Still, we must not get confused: As friendly and empathetic as Russia is to Israel on a diplomatic level, the Russian officers on the ground work closely with their Syrian counterparts and help them protect their skies form any threat, including the Israeli one.
The Israeli dilemma with regard to Russia is even greater. After the Israeli fighter jet was downed Saturday, it was decided to strike a wide range of targets, mostly Syrian and some Iranian. Among them were seven surface-to-air missile batteries, and there were those in Israel who wondered why the IAF did not take the opportunity to destroy Syrian air defenses in their entirety.
Iran believed it could exploit its presence in Syria, especially in T-4, where it operates under the guise of fighting the Islamic State group, because it did not believe that Israel would strike targets to close to Russian forces. Iran's activities in T-4 were not even coordinated with the Syrian forces in the area. The Islamic republic has grown so confident that it simply does whatever it wants in Syria.
In some ways, Syria was made to pay a price on Saturday through no fault of its own. Its air defenses detected an Israeli strike and retaliated, as expected. Iran, for its part, has made it clear that it has no intention of shelving its plans to cement its presence in the war-torn country.
Nevertheless, Tehran cannot look back at Saturday's events with contentment. The drone incursion was the first direct confrontation between Iran and Israel, and if until now the two countries maintained ostensibly polite hostilities on the surface while the real warfare was covert, the drone incident has forced everything out in the open. Iran no longer suffices with using its proxies in the region, namely Hezbollah, Hamas and Islamic Jihad, it now uses its own people to target Israel directly.
The Israeli response was unequivocal: The drone's control post and its team were eliminated. This followed the interception of the drone, which was under Israeli surveillance from the moment it took off in Syria.

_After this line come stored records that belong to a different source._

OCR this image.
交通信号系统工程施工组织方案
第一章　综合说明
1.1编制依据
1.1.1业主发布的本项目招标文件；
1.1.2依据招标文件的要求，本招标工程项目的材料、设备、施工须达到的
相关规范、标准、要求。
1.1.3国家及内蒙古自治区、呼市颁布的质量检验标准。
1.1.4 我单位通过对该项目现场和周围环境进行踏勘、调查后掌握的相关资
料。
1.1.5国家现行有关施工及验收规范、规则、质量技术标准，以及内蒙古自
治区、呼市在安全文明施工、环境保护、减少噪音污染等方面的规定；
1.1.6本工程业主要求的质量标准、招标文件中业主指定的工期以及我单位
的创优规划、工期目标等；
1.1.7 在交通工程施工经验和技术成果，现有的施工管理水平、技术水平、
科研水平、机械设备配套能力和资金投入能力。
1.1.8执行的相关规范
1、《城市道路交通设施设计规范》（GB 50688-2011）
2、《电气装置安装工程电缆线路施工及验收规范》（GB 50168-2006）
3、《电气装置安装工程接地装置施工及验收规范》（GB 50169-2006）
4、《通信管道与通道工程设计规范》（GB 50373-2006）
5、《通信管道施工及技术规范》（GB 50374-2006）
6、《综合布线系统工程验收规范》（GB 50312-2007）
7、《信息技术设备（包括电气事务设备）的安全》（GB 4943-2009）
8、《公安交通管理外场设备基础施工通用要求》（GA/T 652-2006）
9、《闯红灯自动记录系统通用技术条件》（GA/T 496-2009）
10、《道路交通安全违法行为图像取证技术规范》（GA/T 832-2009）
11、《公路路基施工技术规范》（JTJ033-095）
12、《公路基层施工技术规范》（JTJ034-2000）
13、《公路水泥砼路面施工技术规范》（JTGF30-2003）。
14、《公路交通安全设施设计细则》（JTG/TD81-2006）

Air Force Commander Maj. Gen. Amikam Norkin personally supervised the drone's interception, which was carried out by a combat helicopter, to ensure the wreckage of the UAV could be collected. The Iranian drone was developed based on the specifications of the American RQ-170 stealth drone, which Iran reverse-engineered after downing one in December 2011.

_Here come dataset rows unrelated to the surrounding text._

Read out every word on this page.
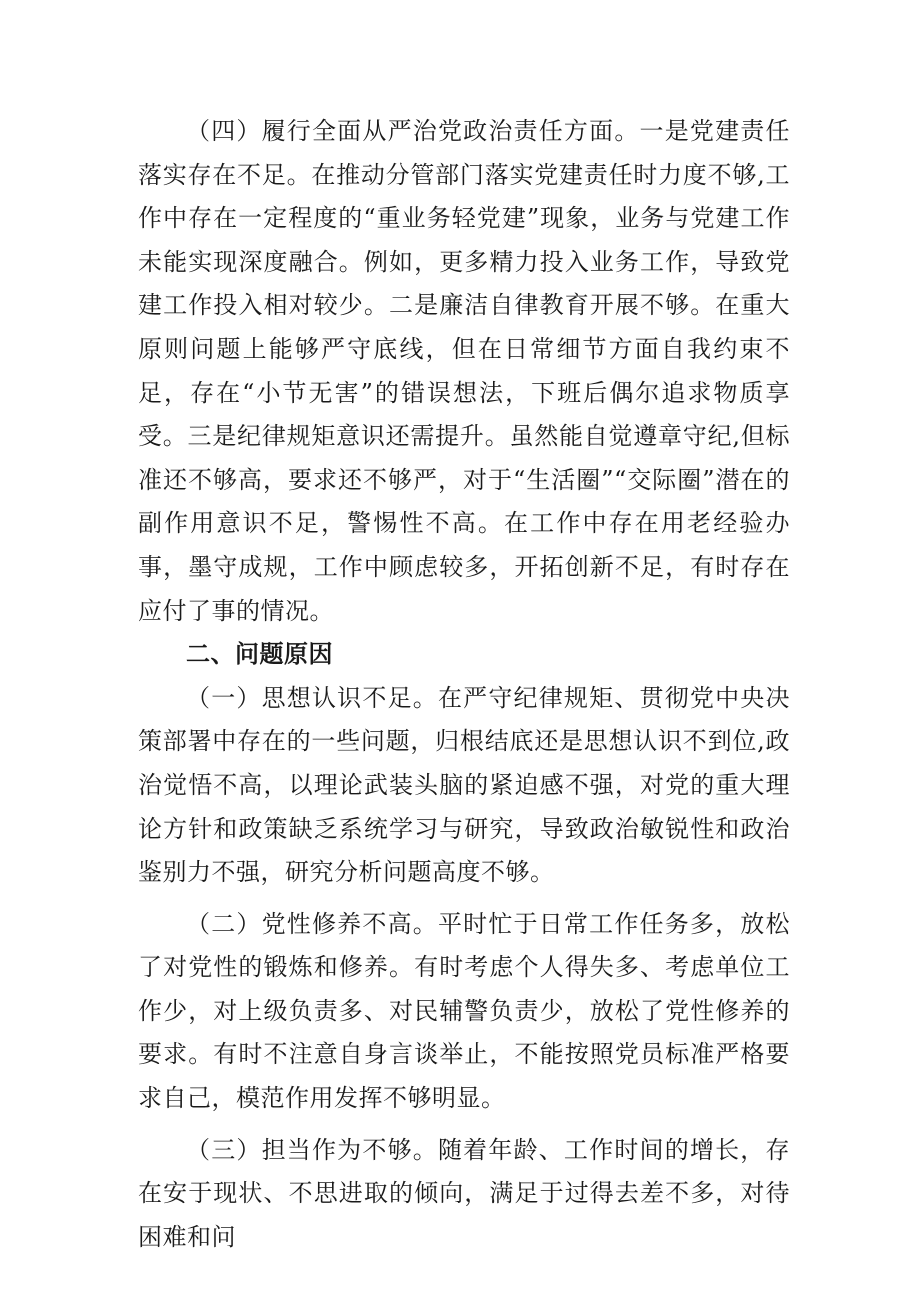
（四）履行全面从严治党政治责任方面。一是党建责任落实存在不足。在推动分管部门落实党建责任时力度不够,工作中存在一定程度的“重业务轻党建”现象，业务与党建工作未能实现深度融合。例如，更多精力投入业务工作，导致党建工作投入相对较少。二是廉洁自律教育开展不够。在重大原则问题上能够严守底线，但在日常细节方面自我约束不足，存在“小节无害”的错误想法，下班后偶尔追求物质享受。三是纪律规矩意识还需提升。虽然能自觉遵章守纪,但标准还不够高，要求还不够严，对于“生活圈”“交际圈”潜在的副作用意识不足，警惕性不高。在工作中存在用老经验办事，墨守成规，工作中顾虑较多，开拓创新不足，有时存在应付了事的情况。

二、问题原因

（一）思想认识不足。在严守纪律规矩、贯彻党中央决策部署中存在的一些问题，归根结底还是思想认识不到位,政治觉悟不高，以理论武装头脑的紧迫感不强，对党的重大理论方针和政策缺乏系统学习与研究，导致政治敏锐性和政治鉴别力不强，研究分析问题高度不够。

（二）党性修养不高。平时忙于日常工作任务多，放松了对党性的锻炼和修养。有时考虑个人得失多、考虑单位工作少，对上级负责多、对民辅警负责少，放松了党性修养的要求。有时不注意自身言谈举止，不能按照党员标准严格要求自己，模范作用发挥不够明显。

（三）担当作为不够。随着年龄、工作时间的增长，存在安于现状、不思进取的倾向，满足于过得去差不多，对待困难和问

The Israeli strike on the drone's control post was carried out shortly afterward. It was followed by a day of fighting that threatened, for the first time in a very long time, to spiral into the type of escalation that could have affected the entire region. This could have happened if, for example, the pilots had ejected their jet over Syria instead of over Israel.
The IAF lamented the incident, as without it, Israel would have dealt Iran a Scholar's Mate in the regional chess game. But there is no point in crying over spilled milk. The current challenge lies with the next incident: Israel's resolve to prevent Hezbollah's armament efforts and Iran's military entrenchment in Syria all but guarantees the strikes will continue. Syria's increasing confidence, coupled with the achievement of the downing of Israeli jet, ensures continued retaliation. These two together ensure that the endpoint of last weekend's events will be the starting point of the next round of hostilities.
This escalation seems inevitable. Russia will not interfere unless events affect its regional interests, and the United States is all but absent from the Middle East, which leaves Israel to fend for itself.
No one disputes Israel's qualitative advantage over its rivals in the Middle East, but if the basic definition of the "campaign between the wars" is to remain below the threshold of war, then recent developments represent the main challenge the IDF and Chief of Staff Lt. Gen. Gadi Eizenkot, who is entering his last year in office, must face, namely preventing escalation on the northern border, as well as on the Gaza border and in Judea and Samaria.